Mysql has many such lock mechanisms, such as row locks, table locks, read locks, write locks, etc., which are all locked before operations; these locks are collectively called pessimistic locks (Pessimistic Lock). The following article will take you to understand the locks in MySQL and introduce the difference between table locks and row locks. I hope it will be helpful to you.
#Lock is a mechanism for computers to coordinate multiple processes or threads to access a resource concurrently. In a database, in addition to traditional competition for computing resources (such as CPU, RAM, I/O, etc.), data is also a resource shared by many users. How to ensure the consistency and effectiveness of concurrent access to data is a problem that all databases must solve. Lock conflicts are also an important factor affecting the performance of concurrent access to databases. From this perspective, locks are particularly important and complex for databases.
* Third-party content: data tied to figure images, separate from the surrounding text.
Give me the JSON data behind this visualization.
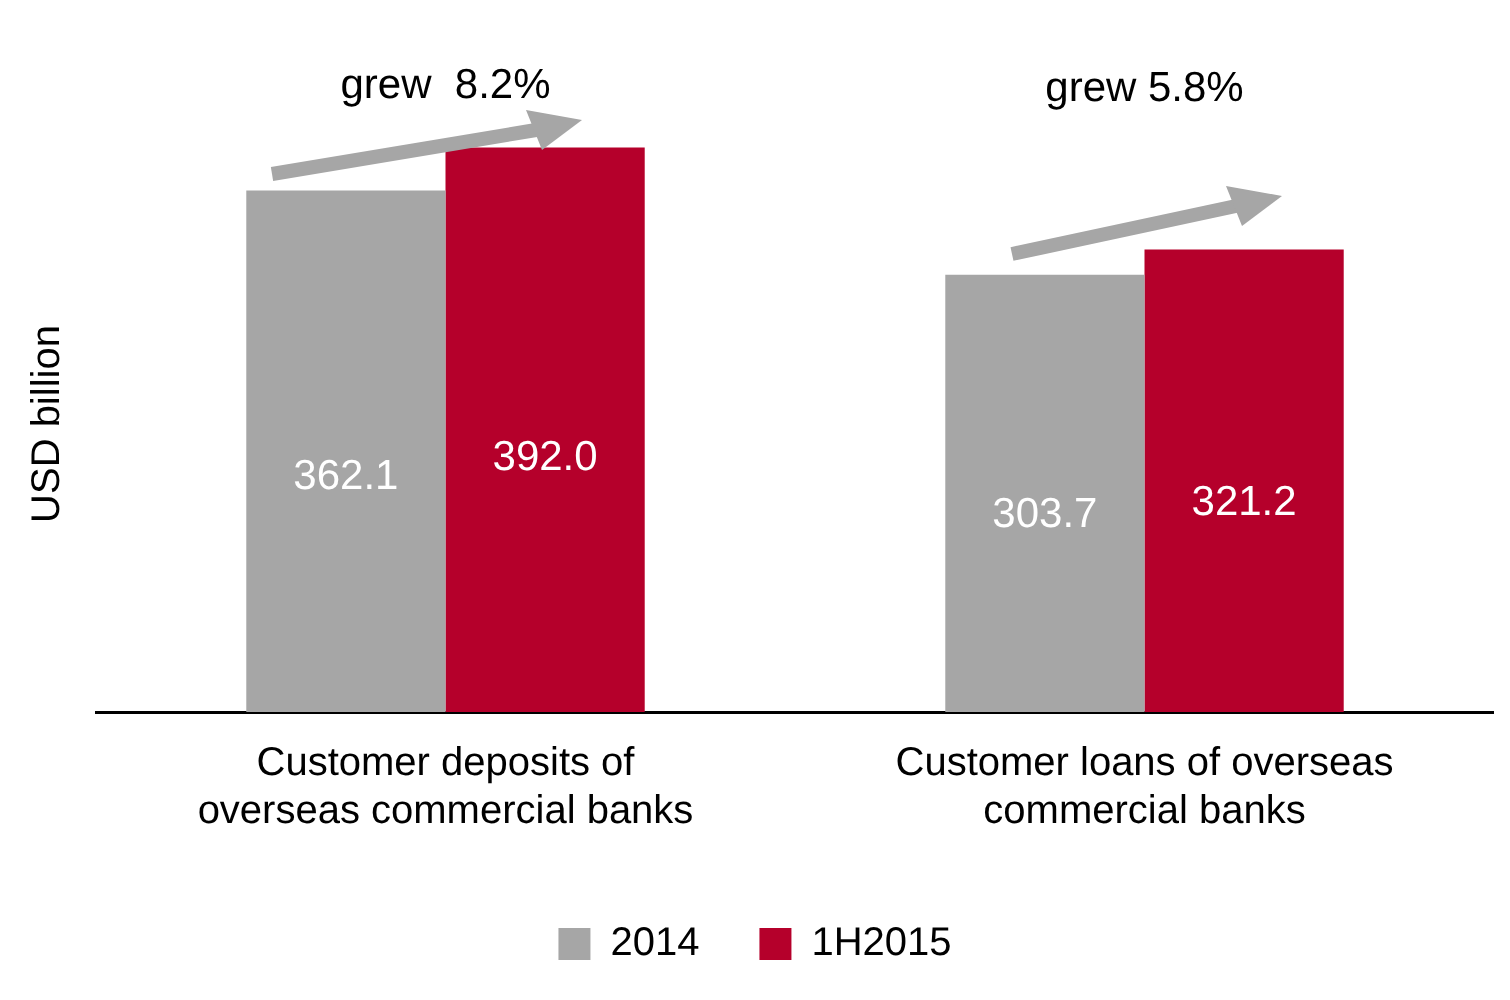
{
  "chart_data": {
    "type": "bar",
    "ylabel": "USD billion",
    "categories": [
      "Customer deposits of overseas commercial banks",
      "Customer loans of overseas commercial banks"
    ],
    "series": [
      {
        "name": "2014",
        "color": "#a6a6a6",
        "values": [
          362.1,
          303.7
        ],
        "value_labels": [
          "362.1",
          "303.7"
        ]
      },
      {
        "name": "1H2015",
        "color": "#b5002b",
        "values": [
          392.0,
          321.2
        ],
        "value_labels": [
          "392.0",
          "321.2"
        ]
      }
    ],
    "legend": "bottom",
    "annotations": [
      "grew  8.2%",
      "grew 5.8%"
    ]
  }
}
The difference between table locks and row locks in mysql
Row lock
Features: Lock The granularity is small, the probability of lock conflicts is low, and the ability to handle concurrency is strong; the overhead is large, locking is slow, and deadlocks may occur.
Locking method: automatic locking. For UPDATE, DELETE and INSERT statements, InnoDB will automatically add exclusive locks to the involved data sets; for ordinary SELECT statements, InnoDB will not add any locks.
Table lock
Features: low overhead, fast locking, no deadlock; large lock granularity, high probability of lock conflict, low performance under high concurrency
Locking method: automatic locking. Query operations (SELECT) will automatically add read locks to all tables involved, and update operations (UPDATE, DELETE, INSERT) will automatically add write locks to the tables involved.